Results: Of our 72 patients, 61 (85%) were able to undergo endoscopic cricopharyngeal myotomy with diverticulum elimination. Of the 61 endoscopic procedures, 47 (77%) resulted in complete symptom resolution. The most common risk factors for recurrence were diverticulum size (more than 3 cm) and amount of redundant mucosa. Of the 14 patients with a recurrence, 10 (71%) underwent a repeat procedure. Six of the 14 (43%) had a successful excision via a cervical approach, and 4 of the 14 (29%) underwent a repeat endoscopic myotomy.
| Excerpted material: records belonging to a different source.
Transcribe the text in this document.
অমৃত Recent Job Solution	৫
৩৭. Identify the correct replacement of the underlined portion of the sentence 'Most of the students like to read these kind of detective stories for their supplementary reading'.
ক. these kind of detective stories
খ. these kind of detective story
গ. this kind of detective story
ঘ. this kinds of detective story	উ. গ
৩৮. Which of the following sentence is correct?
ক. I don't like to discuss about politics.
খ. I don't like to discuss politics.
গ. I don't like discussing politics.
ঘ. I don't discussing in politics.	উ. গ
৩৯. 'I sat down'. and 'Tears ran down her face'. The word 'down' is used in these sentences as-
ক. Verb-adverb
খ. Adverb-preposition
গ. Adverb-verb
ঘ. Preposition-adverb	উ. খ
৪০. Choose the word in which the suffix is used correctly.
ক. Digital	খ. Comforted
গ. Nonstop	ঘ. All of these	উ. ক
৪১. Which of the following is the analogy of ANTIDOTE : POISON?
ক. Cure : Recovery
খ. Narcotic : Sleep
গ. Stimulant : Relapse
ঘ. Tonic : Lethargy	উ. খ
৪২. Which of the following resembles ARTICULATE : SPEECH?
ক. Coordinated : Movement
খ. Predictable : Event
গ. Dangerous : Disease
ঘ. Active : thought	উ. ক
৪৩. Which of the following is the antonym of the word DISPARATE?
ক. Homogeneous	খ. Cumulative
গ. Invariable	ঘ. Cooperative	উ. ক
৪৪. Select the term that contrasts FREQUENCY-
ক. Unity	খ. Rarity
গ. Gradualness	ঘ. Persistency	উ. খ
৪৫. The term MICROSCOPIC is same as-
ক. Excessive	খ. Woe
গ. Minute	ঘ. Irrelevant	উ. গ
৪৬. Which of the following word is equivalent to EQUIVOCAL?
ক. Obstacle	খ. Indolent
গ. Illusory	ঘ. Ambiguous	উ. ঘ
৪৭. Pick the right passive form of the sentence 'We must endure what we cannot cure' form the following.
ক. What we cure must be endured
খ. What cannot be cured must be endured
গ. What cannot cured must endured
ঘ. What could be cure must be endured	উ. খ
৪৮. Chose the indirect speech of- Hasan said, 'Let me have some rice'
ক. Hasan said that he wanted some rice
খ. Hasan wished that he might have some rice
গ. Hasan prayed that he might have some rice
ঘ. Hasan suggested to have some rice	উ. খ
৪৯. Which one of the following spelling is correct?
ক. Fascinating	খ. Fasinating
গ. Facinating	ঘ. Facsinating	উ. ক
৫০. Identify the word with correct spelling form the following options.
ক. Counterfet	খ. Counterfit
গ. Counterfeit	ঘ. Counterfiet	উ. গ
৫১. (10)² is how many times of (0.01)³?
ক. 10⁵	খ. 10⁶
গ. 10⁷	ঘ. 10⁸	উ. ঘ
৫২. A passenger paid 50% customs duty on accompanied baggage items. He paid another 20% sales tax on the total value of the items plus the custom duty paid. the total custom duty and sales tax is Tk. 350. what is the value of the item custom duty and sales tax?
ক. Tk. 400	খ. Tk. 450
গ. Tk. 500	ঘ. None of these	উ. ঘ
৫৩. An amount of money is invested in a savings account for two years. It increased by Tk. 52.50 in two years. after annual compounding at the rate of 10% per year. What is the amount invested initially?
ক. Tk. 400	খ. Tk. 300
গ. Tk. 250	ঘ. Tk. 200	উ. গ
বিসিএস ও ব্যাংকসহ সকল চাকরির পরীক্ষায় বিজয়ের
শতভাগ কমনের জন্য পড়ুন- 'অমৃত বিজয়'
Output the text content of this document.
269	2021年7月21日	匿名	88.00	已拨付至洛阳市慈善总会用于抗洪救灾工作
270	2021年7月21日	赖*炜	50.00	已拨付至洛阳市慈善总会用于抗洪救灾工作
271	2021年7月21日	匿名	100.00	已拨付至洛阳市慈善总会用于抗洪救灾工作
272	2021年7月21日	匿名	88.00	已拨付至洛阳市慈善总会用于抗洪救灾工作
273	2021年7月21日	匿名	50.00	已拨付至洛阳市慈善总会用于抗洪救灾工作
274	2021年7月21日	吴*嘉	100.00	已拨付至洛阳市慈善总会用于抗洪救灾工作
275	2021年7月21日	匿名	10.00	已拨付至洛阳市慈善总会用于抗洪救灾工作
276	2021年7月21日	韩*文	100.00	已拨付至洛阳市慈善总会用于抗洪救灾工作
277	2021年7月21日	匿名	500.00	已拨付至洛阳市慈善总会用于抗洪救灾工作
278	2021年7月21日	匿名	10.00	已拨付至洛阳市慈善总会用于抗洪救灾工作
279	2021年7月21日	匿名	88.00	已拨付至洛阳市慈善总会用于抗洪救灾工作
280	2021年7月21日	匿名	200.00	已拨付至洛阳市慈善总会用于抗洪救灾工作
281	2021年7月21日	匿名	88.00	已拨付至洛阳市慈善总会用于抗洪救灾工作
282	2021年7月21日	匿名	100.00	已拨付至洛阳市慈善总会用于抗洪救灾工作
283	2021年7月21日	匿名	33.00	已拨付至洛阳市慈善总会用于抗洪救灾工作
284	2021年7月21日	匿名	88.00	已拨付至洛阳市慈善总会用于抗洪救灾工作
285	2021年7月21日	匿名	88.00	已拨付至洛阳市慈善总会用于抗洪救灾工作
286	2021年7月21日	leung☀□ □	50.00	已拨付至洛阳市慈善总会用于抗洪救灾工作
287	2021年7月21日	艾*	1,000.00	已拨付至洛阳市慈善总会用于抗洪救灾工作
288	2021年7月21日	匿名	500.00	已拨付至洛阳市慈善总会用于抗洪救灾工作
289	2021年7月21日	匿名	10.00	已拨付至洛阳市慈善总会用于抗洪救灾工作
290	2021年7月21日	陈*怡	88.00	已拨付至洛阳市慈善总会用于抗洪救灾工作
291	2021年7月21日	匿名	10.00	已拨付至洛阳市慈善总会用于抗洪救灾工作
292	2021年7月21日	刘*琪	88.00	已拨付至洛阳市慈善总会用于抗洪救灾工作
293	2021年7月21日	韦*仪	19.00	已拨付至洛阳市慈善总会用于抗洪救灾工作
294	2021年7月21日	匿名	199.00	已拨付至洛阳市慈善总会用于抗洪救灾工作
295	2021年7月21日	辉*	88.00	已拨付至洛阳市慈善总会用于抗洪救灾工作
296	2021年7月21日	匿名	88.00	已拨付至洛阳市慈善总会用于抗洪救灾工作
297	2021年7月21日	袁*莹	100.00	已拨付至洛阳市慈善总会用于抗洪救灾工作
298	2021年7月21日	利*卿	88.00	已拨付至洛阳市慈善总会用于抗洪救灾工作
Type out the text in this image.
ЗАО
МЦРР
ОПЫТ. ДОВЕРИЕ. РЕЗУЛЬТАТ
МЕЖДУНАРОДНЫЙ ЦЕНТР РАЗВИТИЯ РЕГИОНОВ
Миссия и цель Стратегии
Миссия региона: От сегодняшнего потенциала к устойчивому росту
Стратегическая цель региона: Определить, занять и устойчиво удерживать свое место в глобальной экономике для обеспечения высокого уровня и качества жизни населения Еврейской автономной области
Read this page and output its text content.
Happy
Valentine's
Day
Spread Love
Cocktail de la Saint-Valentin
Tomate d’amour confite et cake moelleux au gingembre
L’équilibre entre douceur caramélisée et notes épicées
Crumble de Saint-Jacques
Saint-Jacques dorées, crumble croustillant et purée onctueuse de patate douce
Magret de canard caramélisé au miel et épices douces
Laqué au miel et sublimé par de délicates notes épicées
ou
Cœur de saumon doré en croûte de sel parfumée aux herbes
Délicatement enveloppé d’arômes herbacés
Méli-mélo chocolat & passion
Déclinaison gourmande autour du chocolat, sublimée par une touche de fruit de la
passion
There was 1 major complication (esophageal tear), and there were 3 minor complications (mucosal abrasions).

Conclusions: Most patients with a Zenker's diverticulum are good candidates for endoscopic management. In our series, 84% of those who underwent endoscopic treatment ultimately achieved relief of symptoms. The patient morbidity is minimal. A large diverticulum with redundant mucosa is a risk factor for recurrence after endoscopic treatment.